While conceding the embassy bombing was "tragic" and "awful," Clinton rejected the characterization of NATO's actions as "barbaric."
"What is barbaric is the intentional ethnic cleansing that (Yugoslav President Slobodan Milosevic) has provoked over the last 10 years," Clinton said.
Also on Saturday, a new influx of ethnic Albanian refugees from Kosovo arrived in Albania.
Some 500 refugees an hour -- about 5,000 in all -- crossed the border at the Morina border checkpoint, according to the office of the U.N. High Commissioner for Refugees. Most were from the city of Pec.
UNHCR officials said the refugees have reported incidents of Serb attacks and mass killings in Pec. The newly arrived refugees were described as very emotional and malnourished.
Officials with the Organization for Security and Cooperation in Europe (OSCE) told CNN that from their viewpoint on Albania's border with Kosovo, they spotted a line of refugees stretching 7 kilometers (4.3 miles).

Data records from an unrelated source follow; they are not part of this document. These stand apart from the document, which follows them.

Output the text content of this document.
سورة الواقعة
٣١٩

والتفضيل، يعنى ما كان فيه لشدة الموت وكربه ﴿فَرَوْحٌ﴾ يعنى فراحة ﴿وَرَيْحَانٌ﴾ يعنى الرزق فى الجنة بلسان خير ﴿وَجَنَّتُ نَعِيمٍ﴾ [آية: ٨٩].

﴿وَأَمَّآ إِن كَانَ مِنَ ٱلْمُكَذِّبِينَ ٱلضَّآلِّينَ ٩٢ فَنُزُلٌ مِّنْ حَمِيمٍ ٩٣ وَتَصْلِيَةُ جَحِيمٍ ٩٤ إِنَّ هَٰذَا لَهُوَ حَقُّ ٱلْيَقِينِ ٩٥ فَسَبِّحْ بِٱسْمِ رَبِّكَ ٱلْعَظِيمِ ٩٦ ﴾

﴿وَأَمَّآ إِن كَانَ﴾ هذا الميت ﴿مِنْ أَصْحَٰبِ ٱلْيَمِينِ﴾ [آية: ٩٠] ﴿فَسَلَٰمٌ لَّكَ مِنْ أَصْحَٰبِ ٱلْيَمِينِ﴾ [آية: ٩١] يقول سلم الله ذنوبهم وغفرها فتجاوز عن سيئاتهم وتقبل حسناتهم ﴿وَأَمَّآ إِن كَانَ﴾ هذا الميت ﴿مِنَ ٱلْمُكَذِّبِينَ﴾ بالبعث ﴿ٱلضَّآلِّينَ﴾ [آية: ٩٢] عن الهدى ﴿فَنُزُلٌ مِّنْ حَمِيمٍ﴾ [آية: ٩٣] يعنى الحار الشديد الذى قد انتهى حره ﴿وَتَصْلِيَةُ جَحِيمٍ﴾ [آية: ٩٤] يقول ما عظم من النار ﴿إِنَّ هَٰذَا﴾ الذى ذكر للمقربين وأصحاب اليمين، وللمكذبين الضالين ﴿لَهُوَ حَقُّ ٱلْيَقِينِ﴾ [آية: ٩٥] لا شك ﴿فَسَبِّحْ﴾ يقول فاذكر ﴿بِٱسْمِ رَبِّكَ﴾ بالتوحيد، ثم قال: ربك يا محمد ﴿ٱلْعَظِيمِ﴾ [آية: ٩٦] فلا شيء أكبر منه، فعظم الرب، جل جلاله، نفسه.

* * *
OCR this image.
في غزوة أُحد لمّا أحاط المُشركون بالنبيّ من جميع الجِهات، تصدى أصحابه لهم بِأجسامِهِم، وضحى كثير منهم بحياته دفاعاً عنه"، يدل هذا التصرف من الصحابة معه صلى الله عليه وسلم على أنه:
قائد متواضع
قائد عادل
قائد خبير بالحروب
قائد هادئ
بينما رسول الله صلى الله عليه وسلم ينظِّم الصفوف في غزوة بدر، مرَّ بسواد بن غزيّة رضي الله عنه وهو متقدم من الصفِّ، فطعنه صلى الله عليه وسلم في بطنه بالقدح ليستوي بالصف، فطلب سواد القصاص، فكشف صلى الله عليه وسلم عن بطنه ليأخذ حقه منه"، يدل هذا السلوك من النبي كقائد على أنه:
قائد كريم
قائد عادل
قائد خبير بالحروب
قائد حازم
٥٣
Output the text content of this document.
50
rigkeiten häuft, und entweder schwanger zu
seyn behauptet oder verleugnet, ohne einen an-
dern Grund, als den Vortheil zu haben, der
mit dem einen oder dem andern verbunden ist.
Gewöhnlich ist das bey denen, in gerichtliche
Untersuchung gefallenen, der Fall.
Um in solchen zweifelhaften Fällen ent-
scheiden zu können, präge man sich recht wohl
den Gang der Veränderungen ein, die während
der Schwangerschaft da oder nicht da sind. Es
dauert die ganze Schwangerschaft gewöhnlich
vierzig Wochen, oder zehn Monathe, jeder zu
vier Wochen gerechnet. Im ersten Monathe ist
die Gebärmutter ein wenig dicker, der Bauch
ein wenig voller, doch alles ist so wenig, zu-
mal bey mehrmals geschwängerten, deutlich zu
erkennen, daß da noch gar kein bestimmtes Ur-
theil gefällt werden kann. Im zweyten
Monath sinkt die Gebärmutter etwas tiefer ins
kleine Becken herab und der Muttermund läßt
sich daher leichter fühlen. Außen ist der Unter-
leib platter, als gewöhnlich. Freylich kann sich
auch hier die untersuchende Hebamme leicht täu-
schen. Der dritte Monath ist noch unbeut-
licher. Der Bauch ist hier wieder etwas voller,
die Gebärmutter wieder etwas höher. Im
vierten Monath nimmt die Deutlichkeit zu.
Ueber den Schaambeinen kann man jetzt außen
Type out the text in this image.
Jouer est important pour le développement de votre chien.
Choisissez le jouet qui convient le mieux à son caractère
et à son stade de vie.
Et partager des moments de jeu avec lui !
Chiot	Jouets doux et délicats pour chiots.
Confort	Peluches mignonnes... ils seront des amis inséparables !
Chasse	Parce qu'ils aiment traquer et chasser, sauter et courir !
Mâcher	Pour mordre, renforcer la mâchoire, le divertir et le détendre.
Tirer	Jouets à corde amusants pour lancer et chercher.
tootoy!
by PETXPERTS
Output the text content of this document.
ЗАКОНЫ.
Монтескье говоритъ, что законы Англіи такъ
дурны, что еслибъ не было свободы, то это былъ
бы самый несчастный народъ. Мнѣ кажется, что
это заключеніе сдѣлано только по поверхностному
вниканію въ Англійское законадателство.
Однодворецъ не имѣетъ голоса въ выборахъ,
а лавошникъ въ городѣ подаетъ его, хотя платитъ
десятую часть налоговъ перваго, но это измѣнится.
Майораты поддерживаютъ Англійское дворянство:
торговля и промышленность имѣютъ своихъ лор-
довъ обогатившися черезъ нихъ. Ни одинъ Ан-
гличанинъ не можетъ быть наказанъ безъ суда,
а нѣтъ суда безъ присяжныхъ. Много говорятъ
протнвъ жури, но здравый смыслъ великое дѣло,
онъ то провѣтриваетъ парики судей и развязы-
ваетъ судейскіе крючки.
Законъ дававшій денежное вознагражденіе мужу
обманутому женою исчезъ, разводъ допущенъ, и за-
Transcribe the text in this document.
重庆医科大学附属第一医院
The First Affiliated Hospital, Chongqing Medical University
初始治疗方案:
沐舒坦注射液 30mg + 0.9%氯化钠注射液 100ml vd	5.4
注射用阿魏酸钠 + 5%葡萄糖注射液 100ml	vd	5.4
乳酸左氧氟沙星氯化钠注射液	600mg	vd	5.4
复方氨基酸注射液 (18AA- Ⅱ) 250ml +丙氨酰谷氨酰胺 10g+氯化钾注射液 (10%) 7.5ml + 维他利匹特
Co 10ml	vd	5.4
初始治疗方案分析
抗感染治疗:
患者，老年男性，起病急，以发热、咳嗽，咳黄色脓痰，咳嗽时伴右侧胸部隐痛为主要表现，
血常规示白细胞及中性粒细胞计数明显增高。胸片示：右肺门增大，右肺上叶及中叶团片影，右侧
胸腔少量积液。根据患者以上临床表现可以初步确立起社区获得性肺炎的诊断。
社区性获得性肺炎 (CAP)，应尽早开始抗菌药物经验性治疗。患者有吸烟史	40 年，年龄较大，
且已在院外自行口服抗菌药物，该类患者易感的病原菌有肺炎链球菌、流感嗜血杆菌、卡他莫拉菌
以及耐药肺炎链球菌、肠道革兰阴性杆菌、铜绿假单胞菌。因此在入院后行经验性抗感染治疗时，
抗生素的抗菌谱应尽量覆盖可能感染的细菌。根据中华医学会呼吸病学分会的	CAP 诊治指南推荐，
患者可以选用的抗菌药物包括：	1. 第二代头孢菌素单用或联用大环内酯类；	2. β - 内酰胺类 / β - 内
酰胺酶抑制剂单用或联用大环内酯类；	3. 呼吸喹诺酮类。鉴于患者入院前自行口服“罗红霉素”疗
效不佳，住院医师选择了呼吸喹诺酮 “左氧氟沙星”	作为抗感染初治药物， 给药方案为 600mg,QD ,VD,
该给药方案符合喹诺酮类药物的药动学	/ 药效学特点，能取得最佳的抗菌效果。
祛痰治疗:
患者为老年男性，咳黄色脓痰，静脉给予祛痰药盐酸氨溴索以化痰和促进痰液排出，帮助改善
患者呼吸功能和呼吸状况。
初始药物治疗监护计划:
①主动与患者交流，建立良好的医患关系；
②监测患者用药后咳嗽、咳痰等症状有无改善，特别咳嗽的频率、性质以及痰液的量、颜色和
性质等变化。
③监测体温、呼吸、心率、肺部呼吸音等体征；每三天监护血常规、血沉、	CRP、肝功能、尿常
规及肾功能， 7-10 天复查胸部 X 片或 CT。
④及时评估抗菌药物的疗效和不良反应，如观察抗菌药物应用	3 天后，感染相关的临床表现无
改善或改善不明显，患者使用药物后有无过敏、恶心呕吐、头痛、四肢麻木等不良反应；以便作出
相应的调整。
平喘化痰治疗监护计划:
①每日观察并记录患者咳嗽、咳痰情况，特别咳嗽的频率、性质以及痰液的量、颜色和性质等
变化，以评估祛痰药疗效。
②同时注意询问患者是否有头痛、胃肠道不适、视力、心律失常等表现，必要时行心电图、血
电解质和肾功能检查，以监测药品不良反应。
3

Also on Saturday, the family of moderate Kosovo Albanian leader Fehmi Agani, who participated in the failed Kosovo peace talks in Rambouillet, France, confirmed that he had been found dead.
Family members said that he had been arrested Thursday by Serb police and was not seen alive again. Yugoslav officials accused the rebel Kosovo Liberation Army of killing Agani, a charge the KLA denied.
NATO's bombardment of Belgrade late Friday night and early Saturday morning was among the fiercest of its 46-day Yugoslav campaign, knocking out power throughout the city.
Among the facilities attacked, according to NATO, were two military headquarters, a command center, electricity generation and distribution centers, communication lines, seven bridges and an airfield outside the capital. Also on NATO's list were two ammunition storage centers and fuel depots.
Also struck was the Hotel Yugoslavia, which NATO officials say was the headquarters for Zeljko Raznjatovic, a Serb paramilitary leader also known as Arkan, who has been indicted for war crimes in Bosnia-Herzegovina.
Raznjatovic said Saturday that NATO's attempt to strike at his group, the Tigers, was unsuccessful.
"They didn't hit no headquarters of Tigers. They didn't hit even one Tiger," he said. "They're all alive, and they're going to wait for the NATO ground troops."
On the diplomatic front, Russia's special peace envoy, Viktor Chernomyrdin, met in Bonn, Germany, with German Chancellor Gerhard Schroeder and Carl Bildt, the former Swedish prime minister who has been appointed as a special U.N. envoy on the Kosovo crisis.
Bildt told CNN that they discussed the "political principles" behind a peace plan put forward last week by the Group of Eight nations, which is made up of Russia, Japan and six NATO countries, including the United States.
Chernomyrdin had been scheduled to travel Sunday to Belgrade but decided to postpone the trip.
Correspondents Brent Sadler, John Raedler and Carl Rochelle contributed to this report.